The commission also convened an expert panel to study DINP. And it began two experiments to figure out how much DINP kids could get from toys they put in their mouths.

The first experiment used volunteers from the commission's staff.

"We gave them DINP-containing piece of PVC to chew on and they then had to spit out their saliva," she says. Scientists measured how much DINP was in the saliva.

The approach was designed to extract more DINP than an infant possibly could from a toy, Wind says.

Do Kids Chew Toys Enough To Be At Risk?

The second experiment, done in 2000 and 2001, sent trained observers into homes and day-care centers. They studied 169 children to find out what they really did with their toys. The experiment did not include pacifiers or teethers, which by that time contained no DINP.

Wind says each observer carried a stopwatch and "every time a child put something in their mouth they recorded it."

Before this study was finished, the CPSC panel concluded, based on the data about chewing and saliva, that children would have to mouth toys containing DINP for at least 75 minutes a day to have even the slightest risk of health problems.

The mouthing experiment showed that even young children kept toys in their mouths less than two minutes a day.

So by 2003, the science was pretty clear, Wind says. "We could not ban DINP because there was not a risk of injury to children."

In testimony before Congress, Wind summarized the research her agency had done on phthalates in children's products and argued against the proposed ban.

An Abundance Of Caution

Scientists from the FDA explained why they, too, had concluded that the ban was not necessary to protect the public.

But lawmakers had other ideas.

Sen. Dianne Feinstein (D-CA) said the ban was needed because phthalates had been "linked to serious reproductive defects."

Rep.

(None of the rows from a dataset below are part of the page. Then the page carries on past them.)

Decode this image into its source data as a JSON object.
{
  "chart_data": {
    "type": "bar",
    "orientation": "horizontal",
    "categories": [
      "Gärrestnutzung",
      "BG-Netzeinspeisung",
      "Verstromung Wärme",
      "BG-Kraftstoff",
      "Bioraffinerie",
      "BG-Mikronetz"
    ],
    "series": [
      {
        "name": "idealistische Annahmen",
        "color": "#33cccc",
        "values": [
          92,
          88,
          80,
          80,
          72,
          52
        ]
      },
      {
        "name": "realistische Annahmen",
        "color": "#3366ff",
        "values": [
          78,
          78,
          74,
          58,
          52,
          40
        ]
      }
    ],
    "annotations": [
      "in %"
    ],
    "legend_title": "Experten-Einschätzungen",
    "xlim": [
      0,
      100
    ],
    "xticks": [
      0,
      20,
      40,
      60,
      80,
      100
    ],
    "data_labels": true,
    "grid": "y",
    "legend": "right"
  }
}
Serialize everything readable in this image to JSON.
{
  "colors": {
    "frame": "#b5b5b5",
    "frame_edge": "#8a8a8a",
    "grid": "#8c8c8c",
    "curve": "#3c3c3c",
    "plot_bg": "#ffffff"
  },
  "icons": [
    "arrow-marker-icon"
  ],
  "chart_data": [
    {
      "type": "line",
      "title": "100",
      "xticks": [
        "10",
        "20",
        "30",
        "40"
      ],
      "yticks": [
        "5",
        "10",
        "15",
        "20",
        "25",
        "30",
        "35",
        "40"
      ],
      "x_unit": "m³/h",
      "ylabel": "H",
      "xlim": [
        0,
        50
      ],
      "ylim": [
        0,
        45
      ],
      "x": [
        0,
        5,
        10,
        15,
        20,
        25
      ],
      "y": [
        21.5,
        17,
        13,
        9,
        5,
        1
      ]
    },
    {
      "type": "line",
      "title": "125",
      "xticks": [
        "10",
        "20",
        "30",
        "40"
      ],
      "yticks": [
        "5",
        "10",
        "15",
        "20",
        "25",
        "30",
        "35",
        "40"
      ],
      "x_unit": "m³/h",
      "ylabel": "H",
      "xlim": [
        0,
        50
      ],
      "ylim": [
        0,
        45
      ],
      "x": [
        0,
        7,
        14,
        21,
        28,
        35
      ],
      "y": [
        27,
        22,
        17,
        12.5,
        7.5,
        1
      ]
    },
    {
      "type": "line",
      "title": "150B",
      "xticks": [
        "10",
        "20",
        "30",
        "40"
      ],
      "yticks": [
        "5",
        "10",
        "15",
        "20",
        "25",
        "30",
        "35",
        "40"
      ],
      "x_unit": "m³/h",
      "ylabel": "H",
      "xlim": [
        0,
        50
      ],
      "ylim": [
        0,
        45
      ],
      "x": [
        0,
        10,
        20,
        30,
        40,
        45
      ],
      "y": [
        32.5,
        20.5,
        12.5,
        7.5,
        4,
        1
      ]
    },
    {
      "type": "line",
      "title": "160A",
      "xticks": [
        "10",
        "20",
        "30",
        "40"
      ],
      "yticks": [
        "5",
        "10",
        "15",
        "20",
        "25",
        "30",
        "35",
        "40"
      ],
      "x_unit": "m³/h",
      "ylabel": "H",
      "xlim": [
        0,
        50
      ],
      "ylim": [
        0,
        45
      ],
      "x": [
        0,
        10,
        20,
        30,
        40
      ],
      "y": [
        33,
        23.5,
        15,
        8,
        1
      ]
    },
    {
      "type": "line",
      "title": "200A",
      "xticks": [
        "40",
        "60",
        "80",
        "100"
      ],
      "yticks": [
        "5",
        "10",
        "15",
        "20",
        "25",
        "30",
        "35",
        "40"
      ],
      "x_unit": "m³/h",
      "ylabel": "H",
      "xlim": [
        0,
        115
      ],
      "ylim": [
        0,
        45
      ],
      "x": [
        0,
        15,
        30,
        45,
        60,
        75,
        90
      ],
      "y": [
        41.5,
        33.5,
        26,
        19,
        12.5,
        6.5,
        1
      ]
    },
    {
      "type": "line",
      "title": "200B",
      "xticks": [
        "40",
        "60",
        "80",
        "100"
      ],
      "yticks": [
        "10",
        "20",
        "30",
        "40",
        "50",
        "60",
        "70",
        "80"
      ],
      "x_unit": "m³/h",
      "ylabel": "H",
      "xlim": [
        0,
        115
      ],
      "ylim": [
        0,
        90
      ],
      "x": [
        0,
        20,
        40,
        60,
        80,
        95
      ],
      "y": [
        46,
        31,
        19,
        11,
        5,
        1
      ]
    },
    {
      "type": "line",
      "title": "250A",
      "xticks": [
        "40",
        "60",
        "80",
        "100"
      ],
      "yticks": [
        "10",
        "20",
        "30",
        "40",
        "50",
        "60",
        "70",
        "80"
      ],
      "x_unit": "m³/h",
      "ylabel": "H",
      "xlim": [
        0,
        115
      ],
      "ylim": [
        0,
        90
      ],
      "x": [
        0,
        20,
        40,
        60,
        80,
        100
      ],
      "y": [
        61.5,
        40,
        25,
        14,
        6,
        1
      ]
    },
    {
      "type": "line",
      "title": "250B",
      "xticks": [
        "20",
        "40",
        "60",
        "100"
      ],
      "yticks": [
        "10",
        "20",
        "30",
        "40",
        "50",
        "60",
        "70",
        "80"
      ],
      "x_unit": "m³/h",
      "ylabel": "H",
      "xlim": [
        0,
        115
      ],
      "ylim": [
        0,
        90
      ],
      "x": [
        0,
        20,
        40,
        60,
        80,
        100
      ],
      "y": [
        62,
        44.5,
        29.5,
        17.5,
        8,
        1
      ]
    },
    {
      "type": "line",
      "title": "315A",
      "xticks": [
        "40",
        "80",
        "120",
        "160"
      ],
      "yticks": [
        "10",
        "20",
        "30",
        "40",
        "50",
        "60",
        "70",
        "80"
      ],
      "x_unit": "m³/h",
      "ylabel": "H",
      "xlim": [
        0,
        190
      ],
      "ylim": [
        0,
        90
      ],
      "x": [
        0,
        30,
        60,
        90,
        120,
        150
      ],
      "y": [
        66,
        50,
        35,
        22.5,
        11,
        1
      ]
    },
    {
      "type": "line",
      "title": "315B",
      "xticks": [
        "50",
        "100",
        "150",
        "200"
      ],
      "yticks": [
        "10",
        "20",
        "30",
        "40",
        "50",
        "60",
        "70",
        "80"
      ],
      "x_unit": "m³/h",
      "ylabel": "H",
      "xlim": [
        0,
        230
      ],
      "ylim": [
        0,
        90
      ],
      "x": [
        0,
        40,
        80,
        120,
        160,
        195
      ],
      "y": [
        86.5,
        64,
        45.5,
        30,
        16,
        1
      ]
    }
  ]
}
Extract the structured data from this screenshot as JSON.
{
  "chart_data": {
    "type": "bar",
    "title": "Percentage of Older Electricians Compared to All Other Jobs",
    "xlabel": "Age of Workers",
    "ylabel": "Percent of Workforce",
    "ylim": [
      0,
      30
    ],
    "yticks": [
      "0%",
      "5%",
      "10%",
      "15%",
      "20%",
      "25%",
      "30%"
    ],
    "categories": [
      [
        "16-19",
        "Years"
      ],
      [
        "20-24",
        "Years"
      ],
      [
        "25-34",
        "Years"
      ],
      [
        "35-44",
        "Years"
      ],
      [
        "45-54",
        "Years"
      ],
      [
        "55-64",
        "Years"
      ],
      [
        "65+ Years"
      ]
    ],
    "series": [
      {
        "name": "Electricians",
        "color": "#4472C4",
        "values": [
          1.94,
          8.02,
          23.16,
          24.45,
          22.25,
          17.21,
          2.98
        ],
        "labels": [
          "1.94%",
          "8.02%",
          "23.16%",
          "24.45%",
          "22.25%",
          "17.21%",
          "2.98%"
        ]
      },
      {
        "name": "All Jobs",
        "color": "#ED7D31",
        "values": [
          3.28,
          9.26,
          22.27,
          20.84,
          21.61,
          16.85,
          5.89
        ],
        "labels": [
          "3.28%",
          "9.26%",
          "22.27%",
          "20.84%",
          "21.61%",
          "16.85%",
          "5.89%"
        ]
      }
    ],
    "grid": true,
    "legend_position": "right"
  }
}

Jan Schakowsky (D-IL) talked about "potential harm to testosterone development and the male reproductive tract."

And during hearings, the lawmakers heard from scientists representing groups that want the government to ban all PVC plastics from children's products.

The frightening allegations helped pass the law banning phthalates.

But Wind says she stands by the studies done by government researchers.

"I know that we did really good science," she says. "And sometimes people don't listen to the good science."